VIC REEVES discovered a rare piece of Darlington’s railway history but was denied the acclaim on The Northern Echo’s front page, he revealed this week.

Surreal comedian Vic, who grew up in Darlington in the 1960s, was a guest on the Radio5Live Drive show on Wednesday which was broadcast live from outside the Hole in the Wall pub in the Market Place.

Ostensibly the programme, which also broadcast from Middlesbrough and Hartlepool during the week, was in the area to talk about local politics ahead of the May 6 elections – and Memories was invited along for a little historical perspective.

Far more interesting, though, was the interview that host Anna Foster had recorded with Vic, and he set the scene for listeners by describing Darlington: “My mate, Bob, is from Middlesbrough and I used to say I was from the posh county town. It is an old market town with a really good feel about it.”

Vic moved to Darlington in 1964 when he was five and was known by his real name, Jim Moir. His father, who had worked as a linotype operator for the Yorkshire Post in Leeds, had a new job with The Northern Echo in Priestgate.

The family – there was his sister, Lois, as well – lived in the Yarm Road area, attending Heathfield primary school and then Eastbourne secondary.

“I was a huge fan of Jimi Hendrix,” he said. “When I was about nine or 10, I was going along High Row and saw this white Daimler and in the back was Jimi Hendrix. I ran along beside it and he turned round and smiled at me!”

This must have been the legendary night of February 2, 1967, when Hendrix’s first single, Hey Joe, had just reached the Top 10, and he played at the Imperial Hotel in Grange Road – his favourite Fender Stratocaster guitar was stolen and is rumoured to still be in town (the last we heard was that it was in an attic in Middleton Tyas, but we are not allowed to tell anyone).

Vic, who spoke of buying joss sticks at the Guru boutique, revealed his pride in the town’s railway history.

“A lot of people know Darlington from flying through the station, but it is a brilliantly historic place with the birth of the railways,” he told Anna.

“When I was a kid, I used to knock about on the disused railway, messing about and I had a stick and was whipping at some nettles and I found a stone which said ‘Darlington that way, Stockton this way’ from the original first railway in the world - that is incredible!

“And I told me dad and he old one of his mates at The Northern Echo who went and dug it up and got himself on the front of The Northern Echo giving it to the museum, and I was like ‘I found that – that was me’.

“The stone’s in Darlington museum, but I lost out on that front page.”

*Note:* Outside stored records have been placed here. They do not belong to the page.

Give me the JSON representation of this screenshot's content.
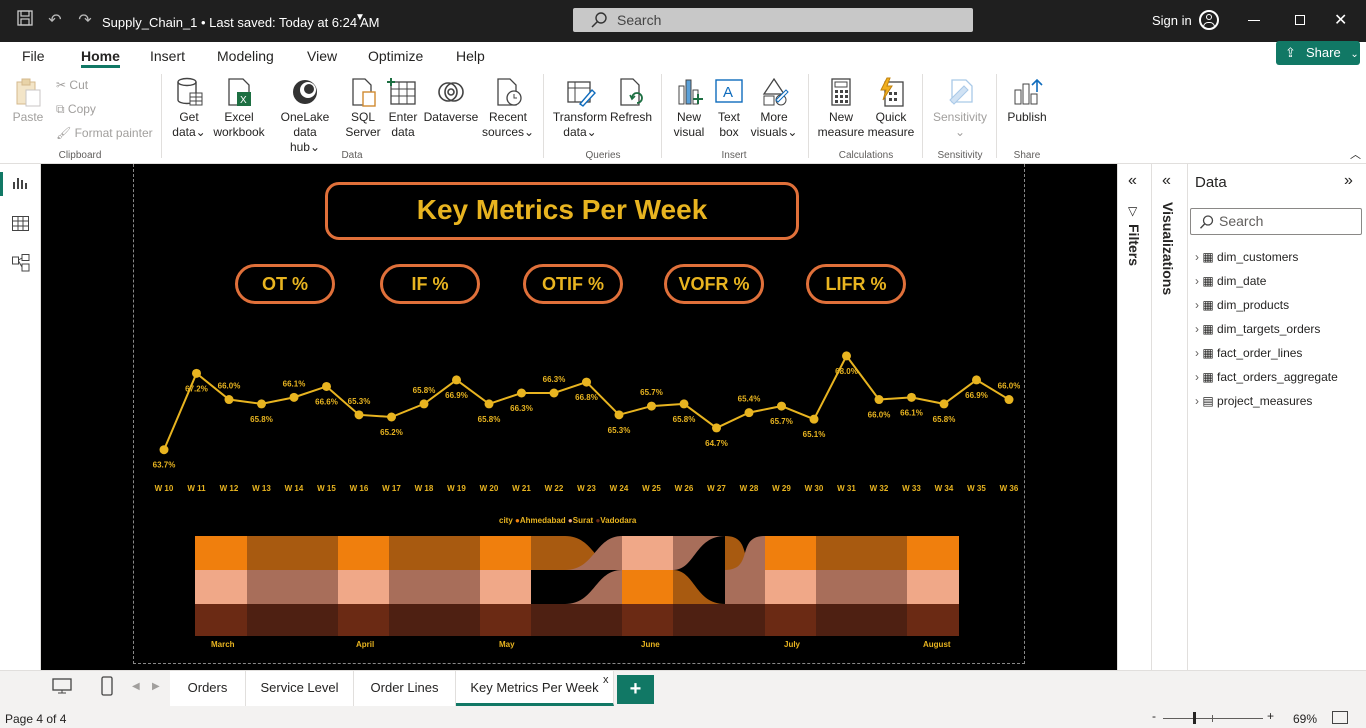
{
  "titlebar": {
    "file_title": "Supply_Chain_1 • Last saved: Today at 6:24 AM",
    "search_placeholder": "Search",
    "sign_in": "Sign in"
  },
  "menu": {
    "items": [
      "File",
      "Home",
      "Insert",
      "Modeling",
      "View",
      "Optimize",
      "Help"
    ],
    "active": "Home",
    "share_label": "Share"
  },
  "ribbon": {
    "clipboard": {
      "paste": "Paste",
      "cut": "Cut",
      "copy": "Copy",
      "format_painter": "Format painter",
      "group": "Clipboard"
    },
    "data": {
      "get_data": [
        "Get",
        "data"
      ],
      "excel": [
        "Excel",
        "workbook"
      ],
      "onelake": [
        "OneLake data",
        "hub"
      ],
      "sql": [
        "SQL",
        "Server"
      ],
      "enter": [
        "Enter",
        "data"
      ],
      "dataverse": "Dataverse",
      "recent": [
        "Recent",
        "sources"
      ],
      "group": "Data"
    },
    "queries": {
      "transform": [
        "Transform",
        "data"
      ],
      "refresh": "Refresh",
      "group": "Queries"
    },
    "insert": {
      "new_visual": [
        "New",
        "visual"
      ],
      "text_box": [
        "Text",
        "box"
      ],
      "more_visuals": [
        "More",
        "visuals"
      ],
      "group": "Insert"
    },
    "calculations": {
      "new_measure": [
        "New",
        "measure"
      ],
      "quick_measure": [
        "Quick",
        "measure"
      ],
      "group": "Calculations"
    },
    "sensitivity": {
      "label": "Sensitivity",
      "group": "Sensitivity"
    },
    "share": {
      "publish": "Publish",
      "group": "Share"
    }
  },
  "report": {
    "title": "Key Metrics Per Week",
    "pills": [
      "OT %",
      "IF %",
      "OTIF %",
      "VOFR %",
      "LIFR %"
    ],
    "ribbon_legend": {
      "title": "city",
      "items": [
        "Ahmedabad",
        "Surat",
        "Vadodara"
      ]
    },
    "ribbon_months": [
      "March",
      "April",
      "May",
      "June",
      "July",
      "August"
    ]
  },
  "chart_data": {
    "type": "line",
    "categories": [
      "W 10",
      "W 11",
      "W 12",
      "W 13",
      "W 14",
      "W 15",
      "W 16",
      "W 17",
      "W 18",
      "W 19",
      "W 20",
      "W 21",
      "W 22",
      "W 23",
      "W 24",
      "W 25",
      "W 26",
      "W 27",
      "W 28",
      "W 29",
      "W 30",
      "W 31",
      "W 32",
      "W 33",
      "W 34",
      "W 35",
      "W 36"
    ],
    "values": [
      63.7,
      67.2,
      66.0,
      65.8,
      66.1,
      66.6,
      65.3,
      65.2,
      65.8,
      66.9,
      65.8,
      66.3,
      66.3,
      66.8,
      65.3,
      65.7,
      65.8,
      64.7,
      65.4,
      65.7,
      65.1,
      68.0,
      66.0,
      66.1,
      65.8,
      66.9,
      66.0
    ],
    "labels": [
      "63.7%",
      "67.2%",
      "66.0%",
      "65.8%",
      "66.1%",
      "66.6%",
      "65.3%",
      "65.2%",
      "65.8%",
      "66.9%",
      "65.8%",
      "66.3%",
      "66.3%",
      "66.8%",
      "65.3%",
      "65.7%",
      "65.8%",
      "64.7%",
      "65.4%",
      "65.7%",
      "65.1%",
      "68.0%",
      "66.0%",
      "66.1%",
      "65.8%",
      "66.9%",
      "66.0%"
    ],
    "ylim": [
      63.0,
      68.5
    ],
    "grid": false,
    "line_color": "#e8b420"
  },
  "ribbon_chart": {
    "colors": {
      "Ahmedabad": "#f07f0d",
      "Surat": "#f0a888",
      "Vadodara": "#6b2a14"
    }
  },
  "pages": {
    "tabs": [
      "Orders",
      "Service Level",
      "Order Lines",
      "Key Metrics Per Week"
    ],
    "active": "Key Metrics Per Week"
  },
  "panes": {
    "filters": "Filters",
    "visualizations": "Visualizations",
    "data_title": "Data",
    "data_search": "Search",
    "tables": [
      "dim_customers",
      "dim_date",
      "dim_products",
      "dim_targets_orders",
      "fact_order_lines",
      "fact_orders_aggregate",
      "project_measures"
    ]
  },
  "status": {
    "page": "Page 4 of 4",
    "zoom": "69%"
  }
}
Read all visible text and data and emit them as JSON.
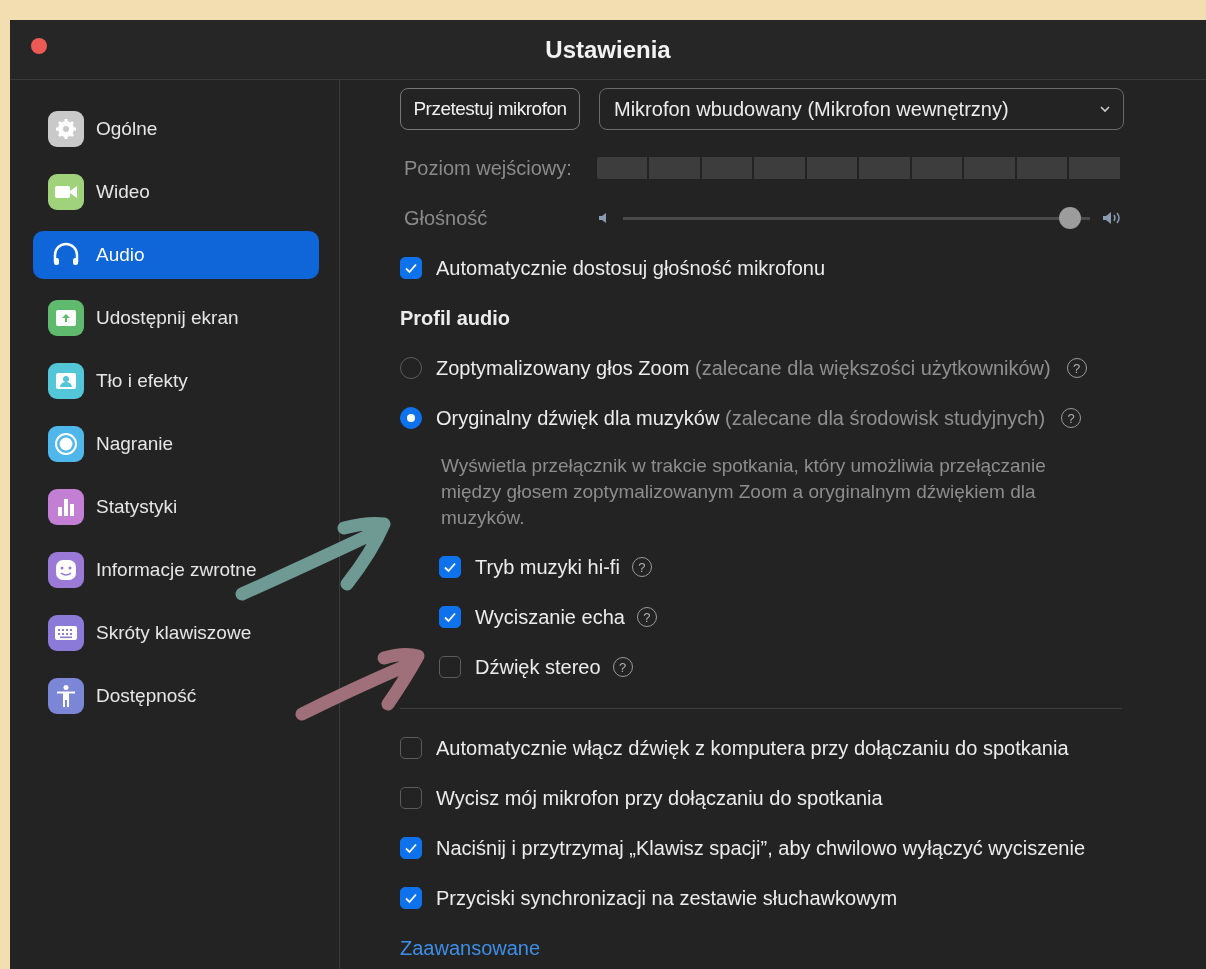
{
  "window": {
    "title": "Ustawienia"
  },
  "sidebar": {
    "items": [
      {
        "label": "Ogólne",
        "color": "#c9c9c9",
        "selected": false
      },
      {
        "label": "Wideo",
        "color": "#9fd27a",
        "selected": false
      },
      {
        "label": "Audio",
        "selected": true
      },
      {
        "label": "Udostępnij ekran",
        "color": "#5fba6e",
        "selected": false
      },
      {
        "label": "Tło i efekty",
        "color": "#53c6d8",
        "selected": false
      },
      {
        "label": "Nagranie",
        "color": "#4fb7ea",
        "selected": false
      },
      {
        "label": "Statystyki",
        "color": "#c27fd4",
        "selected": false
      },
      {
        "label": "Informacje zwrotne",
        "color": "#9a7ad6",
        "selected": false
      },
      {
        "label": "Skróty klawiszowe",
        "color": "#8c7ad8",
        "selected": false
      },
      {
        "label": "Dostępność",
        "color": "#7b86d6",
        "selected": false
      }
    ]
  },
  "audio": {
    "microphone": {
      "test_button": "Przetestuj mikrofon",
      "device": "Mikrofon wbudowany (Mikrofon wewnętrzny)",
      "input_level_label": "Poziom wejściowy:",
      "input_level": {
        "level": 0
      },
      "volume_label": "Głośność",
      "volume": {
        "level": 0.98
      }
    },
    "auto_adjust": {
      "label": "Automatycznie dostosuj głośność mikrofonu",
      "checked": true
    },
    "profile": {
      "heading": "Profil audio",
      "options": [
        {
          "label": "Zoptymalizowany głos Zoom",
          "note": "(zalecane dla większości użytkowników)",
          "help": "?",
          "selected": false
        },
        {
          "label": "Oryginalny dźwięk dla muzyków",
          "note": "(zalecane dla środowisk studyjnych)",
          "help": "?",
          "selected": true
        }
      ],
      "description": "Wyświetla przełącznik w trakcie spotkania, który umożliwia przełączanie między głosem zoptymalizowanym Zoom a oryginalnym dźwiękiem dla muzyków.",
      "sub_options": [
        {
          "label": "Tryb muzyki hi-fi",
          "help": "?",
          "checked": true
        },
        {
          "label": "Wyciszanie echa",
          "help": "?",
          "checked": true
        },
        {
          "label": "Dźwięk stereo",
          "help": "?",
          "checked": false
        }
      ]
    },
    "options": [
      {
        "label": "Automatycznie włącz dźwięk z komputera przy dołączaniu do spotkania",
        "checked": false
      },
      {
        "label": "Wycisz mój mikrofon przy dołączaniu do spotkania",
        "checked": false
      },
      {
        "label": "Naciśnij i przytrzymaj „Klawisz spacji”, aby chwilowo wyłączyć wyciszenie",
        "checked": true
      },
      {
        "label": "Przyciski synchronizacji na zestawie słuchawkowym",
        "checked": true
      }
    ],
    "advanced_link": "Zaawansowane"
  },
  "annotations": [
    {
      "kind": "arrow",
      "color": "#6f9a94"
    },
    {
      "kind": "arrow",
      "color": "#a0707a"
    }
  ]
}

Presumably the stone went to the Tubwell Row museum (of which more in future weeks) and so we imagine it ended up in the collection at the Head of Steam. However, there are lots of stones at the museum – boundary markers, milestones – but none tie in with Vic’s description.

After school, Vic worked castrating pigs at a farm at Neasham before becoming an apprentice engineer in Newton Aycliffe. However, the bright lights of London were calling, and he left Darlington when he was 19.